Simultaneously the man gave utterance to her own name.
Gillian stared at him stupidly. Could this really be Dan Storran—Storran of Stockleigh?
The alteration in him was immense. He looked ten years older. An habitual stoop had lessened his apparent height and the dark, kinky hair was streaked with grey. The golden-tan bestowed by an English sun had been exchanged for the sallow skin of a man who has lived hard in a hot country, and the face was thin and heavily lined. Only the eyes of periwinkle-blue remained to remind Gillian of the splendid young giant she had known at Ashencombe—and even they were changed and held the cynical weariness of a man who has eaten of Dead Sea fruit and found it bitter to the taste.
There were other changes, too. Storran of Stockleigh was as civilised, his clothes and general appearance as essentially “right,” as those of the men around him. All suggestion of the “cave-man from the backwoods,” as Lady Arabella had termed him, was gone.
“I didn’t know you were in England,” said Gillian at last.
“I landed yesterday.”
“You’ve been in South America, haven’t you?”

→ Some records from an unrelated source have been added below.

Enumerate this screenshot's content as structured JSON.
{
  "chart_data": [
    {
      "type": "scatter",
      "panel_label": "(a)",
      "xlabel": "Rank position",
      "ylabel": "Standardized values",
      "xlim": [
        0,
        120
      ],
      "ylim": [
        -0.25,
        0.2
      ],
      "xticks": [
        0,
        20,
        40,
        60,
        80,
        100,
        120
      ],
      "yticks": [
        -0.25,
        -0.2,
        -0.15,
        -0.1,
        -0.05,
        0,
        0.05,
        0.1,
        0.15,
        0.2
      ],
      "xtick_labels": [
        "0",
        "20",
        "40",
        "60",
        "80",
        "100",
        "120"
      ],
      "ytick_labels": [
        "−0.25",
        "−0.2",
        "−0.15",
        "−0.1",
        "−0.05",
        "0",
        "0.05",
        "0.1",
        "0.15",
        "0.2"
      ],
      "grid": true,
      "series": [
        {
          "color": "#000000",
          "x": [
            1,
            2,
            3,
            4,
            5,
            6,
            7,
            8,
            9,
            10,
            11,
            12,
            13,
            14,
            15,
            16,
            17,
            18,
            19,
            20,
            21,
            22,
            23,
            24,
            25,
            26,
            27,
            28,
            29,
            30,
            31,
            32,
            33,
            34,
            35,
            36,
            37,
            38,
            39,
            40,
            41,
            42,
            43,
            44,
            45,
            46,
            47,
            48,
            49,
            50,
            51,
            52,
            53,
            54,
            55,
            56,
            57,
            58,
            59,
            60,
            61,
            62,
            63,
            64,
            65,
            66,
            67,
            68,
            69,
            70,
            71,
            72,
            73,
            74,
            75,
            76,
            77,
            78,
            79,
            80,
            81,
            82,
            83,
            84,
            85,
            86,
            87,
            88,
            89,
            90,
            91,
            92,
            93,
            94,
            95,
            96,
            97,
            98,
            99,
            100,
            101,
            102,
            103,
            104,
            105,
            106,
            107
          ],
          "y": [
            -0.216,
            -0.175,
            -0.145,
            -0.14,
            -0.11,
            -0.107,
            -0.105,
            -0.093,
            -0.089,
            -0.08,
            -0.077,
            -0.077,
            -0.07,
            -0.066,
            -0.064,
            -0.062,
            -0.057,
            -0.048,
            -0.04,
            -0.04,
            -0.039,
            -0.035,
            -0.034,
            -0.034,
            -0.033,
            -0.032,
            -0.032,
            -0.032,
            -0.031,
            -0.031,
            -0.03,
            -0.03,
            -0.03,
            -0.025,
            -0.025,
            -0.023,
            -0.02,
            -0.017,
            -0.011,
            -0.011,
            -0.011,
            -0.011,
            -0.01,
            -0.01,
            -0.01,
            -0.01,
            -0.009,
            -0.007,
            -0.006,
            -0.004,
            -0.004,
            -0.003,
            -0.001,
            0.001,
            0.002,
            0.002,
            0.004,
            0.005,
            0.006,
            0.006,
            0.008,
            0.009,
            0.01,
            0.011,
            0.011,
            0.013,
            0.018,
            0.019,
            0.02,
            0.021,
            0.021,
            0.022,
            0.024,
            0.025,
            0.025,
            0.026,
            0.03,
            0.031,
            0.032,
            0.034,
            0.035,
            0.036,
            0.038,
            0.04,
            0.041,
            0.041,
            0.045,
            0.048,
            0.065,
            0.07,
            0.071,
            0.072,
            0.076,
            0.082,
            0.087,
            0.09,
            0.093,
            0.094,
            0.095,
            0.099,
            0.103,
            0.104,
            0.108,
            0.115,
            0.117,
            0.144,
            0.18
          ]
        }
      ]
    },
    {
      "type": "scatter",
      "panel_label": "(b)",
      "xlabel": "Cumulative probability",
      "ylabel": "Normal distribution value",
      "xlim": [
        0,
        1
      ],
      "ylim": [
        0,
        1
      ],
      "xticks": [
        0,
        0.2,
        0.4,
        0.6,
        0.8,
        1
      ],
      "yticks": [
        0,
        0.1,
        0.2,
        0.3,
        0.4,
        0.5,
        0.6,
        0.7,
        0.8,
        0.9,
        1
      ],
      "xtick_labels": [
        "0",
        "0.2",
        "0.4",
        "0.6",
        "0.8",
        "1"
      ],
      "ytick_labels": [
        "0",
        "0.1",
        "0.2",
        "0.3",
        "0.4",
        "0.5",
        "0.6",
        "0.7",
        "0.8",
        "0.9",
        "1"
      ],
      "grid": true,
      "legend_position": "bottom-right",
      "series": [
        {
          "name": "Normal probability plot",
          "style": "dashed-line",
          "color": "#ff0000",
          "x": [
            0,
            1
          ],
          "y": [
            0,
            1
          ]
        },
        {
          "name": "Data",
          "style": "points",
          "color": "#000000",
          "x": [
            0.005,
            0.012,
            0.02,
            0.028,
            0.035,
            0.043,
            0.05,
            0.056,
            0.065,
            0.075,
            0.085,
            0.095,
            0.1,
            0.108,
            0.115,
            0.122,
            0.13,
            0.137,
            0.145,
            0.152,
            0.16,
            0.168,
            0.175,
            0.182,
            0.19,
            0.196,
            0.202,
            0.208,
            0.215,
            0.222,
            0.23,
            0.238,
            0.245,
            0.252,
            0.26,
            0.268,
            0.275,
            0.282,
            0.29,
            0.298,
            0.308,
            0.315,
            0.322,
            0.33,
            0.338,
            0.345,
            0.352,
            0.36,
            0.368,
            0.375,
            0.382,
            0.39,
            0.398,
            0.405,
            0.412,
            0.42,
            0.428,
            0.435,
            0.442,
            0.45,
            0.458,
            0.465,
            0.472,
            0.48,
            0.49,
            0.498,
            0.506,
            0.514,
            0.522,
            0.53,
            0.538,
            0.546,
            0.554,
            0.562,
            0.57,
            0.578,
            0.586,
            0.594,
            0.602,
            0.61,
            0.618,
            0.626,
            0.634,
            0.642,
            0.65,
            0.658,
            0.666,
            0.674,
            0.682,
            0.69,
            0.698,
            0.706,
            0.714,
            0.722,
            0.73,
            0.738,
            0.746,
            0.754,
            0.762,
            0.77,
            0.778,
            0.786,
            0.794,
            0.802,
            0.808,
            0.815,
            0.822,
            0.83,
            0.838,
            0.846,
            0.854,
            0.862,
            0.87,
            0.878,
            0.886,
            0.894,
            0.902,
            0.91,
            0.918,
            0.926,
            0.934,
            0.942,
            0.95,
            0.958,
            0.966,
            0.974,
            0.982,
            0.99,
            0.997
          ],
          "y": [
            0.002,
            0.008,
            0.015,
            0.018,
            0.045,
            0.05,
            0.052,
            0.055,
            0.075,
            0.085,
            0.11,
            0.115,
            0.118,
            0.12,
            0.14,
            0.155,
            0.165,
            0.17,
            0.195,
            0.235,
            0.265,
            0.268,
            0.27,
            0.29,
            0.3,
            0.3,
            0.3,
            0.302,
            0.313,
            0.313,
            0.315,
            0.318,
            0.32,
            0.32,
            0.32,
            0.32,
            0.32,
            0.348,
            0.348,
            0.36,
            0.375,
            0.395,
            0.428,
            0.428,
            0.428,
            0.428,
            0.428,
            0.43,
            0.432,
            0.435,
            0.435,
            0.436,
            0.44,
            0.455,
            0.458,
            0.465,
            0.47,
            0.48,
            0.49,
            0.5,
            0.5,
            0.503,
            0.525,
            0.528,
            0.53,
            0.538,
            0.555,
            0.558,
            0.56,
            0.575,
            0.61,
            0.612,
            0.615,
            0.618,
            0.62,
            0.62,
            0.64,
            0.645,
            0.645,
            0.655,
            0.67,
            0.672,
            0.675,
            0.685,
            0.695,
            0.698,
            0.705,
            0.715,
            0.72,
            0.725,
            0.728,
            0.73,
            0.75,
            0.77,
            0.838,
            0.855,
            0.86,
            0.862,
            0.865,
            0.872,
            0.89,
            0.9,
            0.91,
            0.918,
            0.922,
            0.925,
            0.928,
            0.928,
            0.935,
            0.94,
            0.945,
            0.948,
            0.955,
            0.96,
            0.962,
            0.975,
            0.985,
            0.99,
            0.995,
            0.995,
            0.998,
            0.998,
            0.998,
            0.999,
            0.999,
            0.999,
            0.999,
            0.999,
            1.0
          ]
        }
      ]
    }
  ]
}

She spoke mechanically. There seemed something forced and artificial about this exchange of platitudes between herself and the man who had figured so disastrously in Magda’s life. Without warning he brought the conversation suddenly back to the realities.
“Yes. I was in ‘Frisco when my wife died. Since then I’ve been half over the world.”
Behind the harshly uttered statement Gillian could sense the unspeakable bitterness of the man’s soul. It hurt her, calling forth her quick sympathy just as the sight of some maimed and wounded animal would have done.